CES 2009 photo by Albert Porter from his AudiogoN online pictorial coverage

"In the driver stage, it is good to have the doubled transformer drive voltage. The first stage works with such small signal levels that resistor-capacitor coupling provides sufficient headroom. An IT needs low source impedance which small signal triodes can't provide. The 6N9P input tube was chosen for its high voltage gain, low noise and good balance. The circuit is auto bias because I wanted no adjustments in the amp. All 40W 300Bs will work. 300BXLS can be used but won't give more power. theLars is designed for 32W anode dissipation so the tubes are not driven to the limit."

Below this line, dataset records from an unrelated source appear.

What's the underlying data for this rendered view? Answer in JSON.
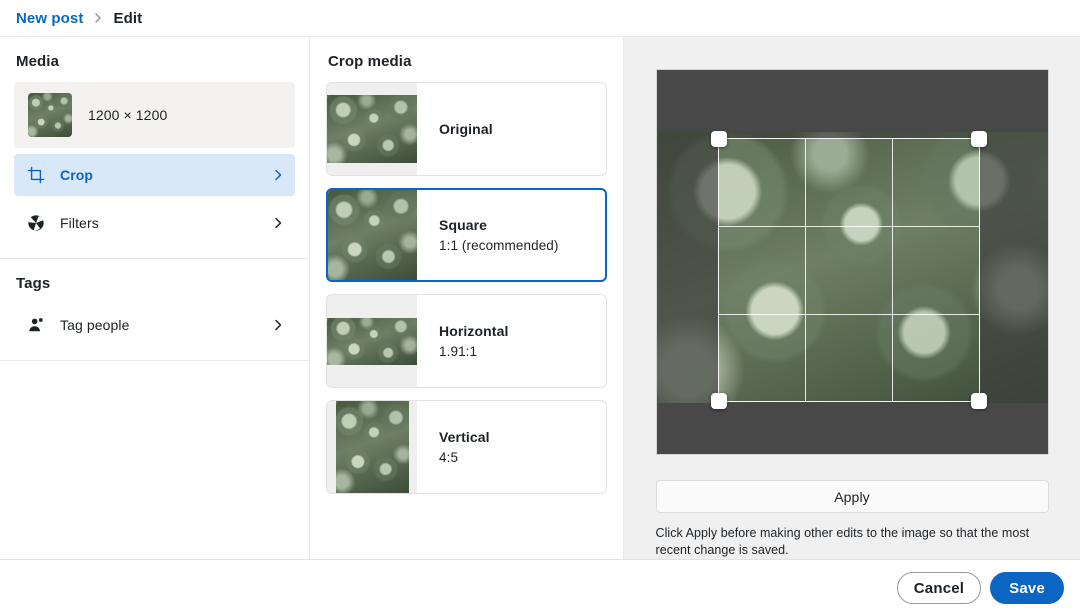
{
  "breadcrumb": {
    "parent": "New post",
    "separator": "›",
    "current": "Edit"
  },
  "sidebar": {
    "media_section_title": "Media",
    "media": {
      "dimensions": "1200 × 1200",
      "thumbnail_icon": "image-thumbnail"
    },
    "items": [
      {
        "label": "Crop",
        "icon": "crop-icon",
        "selected": true,
        "chevron": "chevron-right-icon"
      },
      {
        "label": "Filters",
        "icon": "aperture-icon",
        "selected": false,
        "chevron": "chevron-right-icon"
      }
    ],
    "tags_section_title": "Tags",
    "tags_items": [
      {
        "label": "Tag people",
        "icon": "tag-person-icon",
        "chevron": "chevron-right-icon"
      }
    ]
  },
  "middle": {
    "title": "Crop media",
    "options": [
      {
        "name": "Original",
        "ratio": "",
        "selected": false
      },
      {
        "name": "Square",
        "ratio": "1:1 (recommended)",
        "selected": true
      },
      {
        "name": "Horizontal",
        "ratio": "1.91:1",
        "selected": false
      },
      {
        "name": "Vertical",
        "ratio": "4:5",
        "selected": false
      }
    ]
  },
  "preview": {
    "apply_label": "Apply",
    "hint": "Click Apply before making other edits to the image so that the most recent change is saved.",
    "handles": [
      "top-left",
      "top-right",
      "bottom-left",
      "bottom-right"
    ]
  },
  "footer": {
    "cancel_label": "Cancel",
    "save_label": "Save"
  },
  "colors": {
    "accent": "#0a66c2",
    "selected_row_bg": "#d9e8f8",
    "panel_bg": "#f0f0f0",
    "media_card_bg": "#f3f2f0",
    "dim_overlay": "#5c5c5c"
  }
}
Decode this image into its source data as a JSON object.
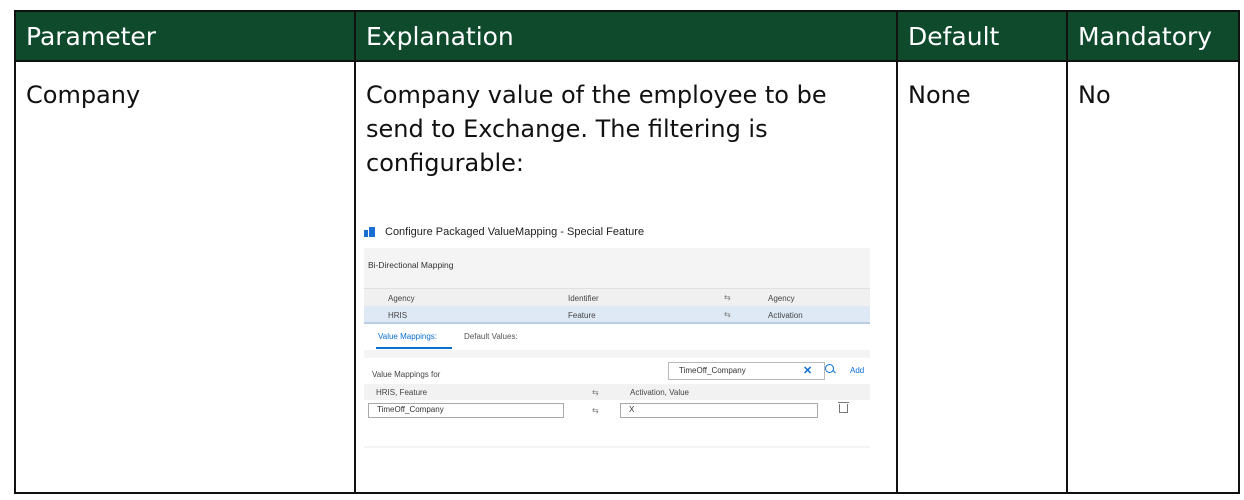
{
  "table": {
    "headers": [
      "Parameter",
      "Explanation",
      "Default",
      "Mandatory"
    ],
    "row": {
      "parameter": "Company",
      "explanation": "Company value of the employee to be send to Exchange. The filtering is configurable:",
      "default": "None",
      "mandatory": "No"
    }
  },
  "screenshot": {
    "title": "Configure Packaged ValueMapping - Special Feature",
    "section_label": "Bi-Directional Mapping",
    "mapping_header": [
      "Agency",
      "Identifier",
      "Agency"
    ],
    "mapping_row": [
      "HRIS",
      "Feature",
      "Activation"
    ],
    "arrow_glyph": "⇆",
    "tabs": [
      "Value Mappings:",
      "Default Values:"
    ],
    "value_mappings_for_label": "Value Mappings for",
    "search_value": "TimeOff_Company",
    "clear_glyph": "✕",
    "add_label": "Add",
    "vm_header": [
      "HRIS, Feature",
      "Activation, Value"
    ],
    "vm_row": [
      "TimeOff_Company",
      "X"
    ],
    "colors": {
      "header_bg": "#0e4a2b",
      "accent": "#0a6ed1",
      "row_selected": "#dfe9f5"
    },
    "icons": [
      "app-icon",
      "swap-arrows-icon",
      "clear-icon",
      "search-icon",
      "trash-icon"
    ]
  }
}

Back on the amps' outsides, there are the magnetically fitted acrylic covers which, like the wooden chassis and website, were designed by Timo Engström. While stylish, Timo's website seems deliberately coy on technical specifics. "There aren't many technical details simply to make the text understandable to non-technicians." About Lars Engström, we read that he was involved in avionic radio communications equipment, systems control work for trains and was the chief technical consultant for the railway connecting Sweden and Denmark via the Öresund Bridge. He was a radio and TV repairman in his youth and garnered his EE degree later. He worked in early computers, telecommunications and radar but vacuum tube audio remains his first love. His collection of personally renovated old radios thus set the path forward for today's theLars.

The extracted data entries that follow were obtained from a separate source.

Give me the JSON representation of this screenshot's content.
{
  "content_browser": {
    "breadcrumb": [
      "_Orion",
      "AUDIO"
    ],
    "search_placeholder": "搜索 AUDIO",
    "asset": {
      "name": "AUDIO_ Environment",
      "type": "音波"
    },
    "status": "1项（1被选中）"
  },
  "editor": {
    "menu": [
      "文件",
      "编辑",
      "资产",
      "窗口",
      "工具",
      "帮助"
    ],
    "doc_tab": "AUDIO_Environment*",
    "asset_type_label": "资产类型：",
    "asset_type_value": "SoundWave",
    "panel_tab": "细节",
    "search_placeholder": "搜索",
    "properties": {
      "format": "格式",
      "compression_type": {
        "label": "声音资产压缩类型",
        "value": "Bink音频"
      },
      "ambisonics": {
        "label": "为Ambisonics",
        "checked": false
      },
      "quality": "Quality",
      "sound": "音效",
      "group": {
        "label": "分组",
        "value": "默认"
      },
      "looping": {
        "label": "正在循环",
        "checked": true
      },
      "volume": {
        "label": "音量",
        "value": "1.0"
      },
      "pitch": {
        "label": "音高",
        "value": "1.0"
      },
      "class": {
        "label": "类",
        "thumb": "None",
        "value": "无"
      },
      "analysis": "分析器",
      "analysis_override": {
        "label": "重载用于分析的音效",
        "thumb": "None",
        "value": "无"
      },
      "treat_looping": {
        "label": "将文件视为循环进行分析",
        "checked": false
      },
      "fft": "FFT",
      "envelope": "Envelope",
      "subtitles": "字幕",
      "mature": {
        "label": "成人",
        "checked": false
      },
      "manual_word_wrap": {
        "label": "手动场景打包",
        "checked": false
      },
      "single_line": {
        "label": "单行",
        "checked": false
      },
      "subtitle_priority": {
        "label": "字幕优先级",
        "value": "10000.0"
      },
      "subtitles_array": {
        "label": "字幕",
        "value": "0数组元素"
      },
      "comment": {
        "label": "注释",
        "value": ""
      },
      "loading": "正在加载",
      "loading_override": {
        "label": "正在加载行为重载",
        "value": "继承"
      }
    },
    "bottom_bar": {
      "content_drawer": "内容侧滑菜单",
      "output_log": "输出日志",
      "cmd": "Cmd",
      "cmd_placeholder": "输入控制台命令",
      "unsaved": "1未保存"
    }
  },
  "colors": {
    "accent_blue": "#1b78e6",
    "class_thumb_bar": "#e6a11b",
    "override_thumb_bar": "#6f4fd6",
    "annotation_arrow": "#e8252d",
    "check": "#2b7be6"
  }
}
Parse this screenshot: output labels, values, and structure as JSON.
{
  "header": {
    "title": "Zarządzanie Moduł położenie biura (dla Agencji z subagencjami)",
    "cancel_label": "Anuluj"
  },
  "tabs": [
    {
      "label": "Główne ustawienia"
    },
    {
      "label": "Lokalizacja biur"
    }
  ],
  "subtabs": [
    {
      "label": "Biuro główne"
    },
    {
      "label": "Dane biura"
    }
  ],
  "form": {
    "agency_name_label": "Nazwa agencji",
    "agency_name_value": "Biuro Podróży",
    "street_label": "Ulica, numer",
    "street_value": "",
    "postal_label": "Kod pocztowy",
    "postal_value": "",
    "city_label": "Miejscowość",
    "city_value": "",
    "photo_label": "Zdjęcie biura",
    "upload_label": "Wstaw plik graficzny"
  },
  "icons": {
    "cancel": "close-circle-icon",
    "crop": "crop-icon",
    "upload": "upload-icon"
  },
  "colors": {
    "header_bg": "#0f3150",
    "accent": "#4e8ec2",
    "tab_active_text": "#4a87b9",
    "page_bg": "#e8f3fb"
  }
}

Laboratory measurements during the design process pursued low intermodulation distortion in particular while insisting on zero negative feedback. For the measurable bits, frequency response (without stated output power) is specified as 10Hz to 40kHz -1dB, S/N under full power 70dB. Input impedance is 20K and a 600-ohm source impedance is referenced as giving the lowest distortion.


Prelim verdict
Let down the wrong path by his advisors, I encouraged Lars Engström to revisit his simple original stereo platform. Why not package this circuit in solid but 'un-outrageous' Yamamoto or Canary style cosmetics? Those are readily manufacturable. They'd also shorten signal paths. Then eliminate preamp functionality. If he could price such an amp competitively as earlier suggested, he'd not only have a contender. Creation and creator would be far more closely matched for emotional comfort and self assurance. Whenever you play outside your own league, things stretch thin. Soon they snap in errors of judgment and pervasive emotional insecurity. It's far better to operate from terra firma. That's at least the kind of advice this bloke would have expected and hoped his paid consultants had given Lars Engström. The man deserves a refund from his self-styled experts. They outright misguided him.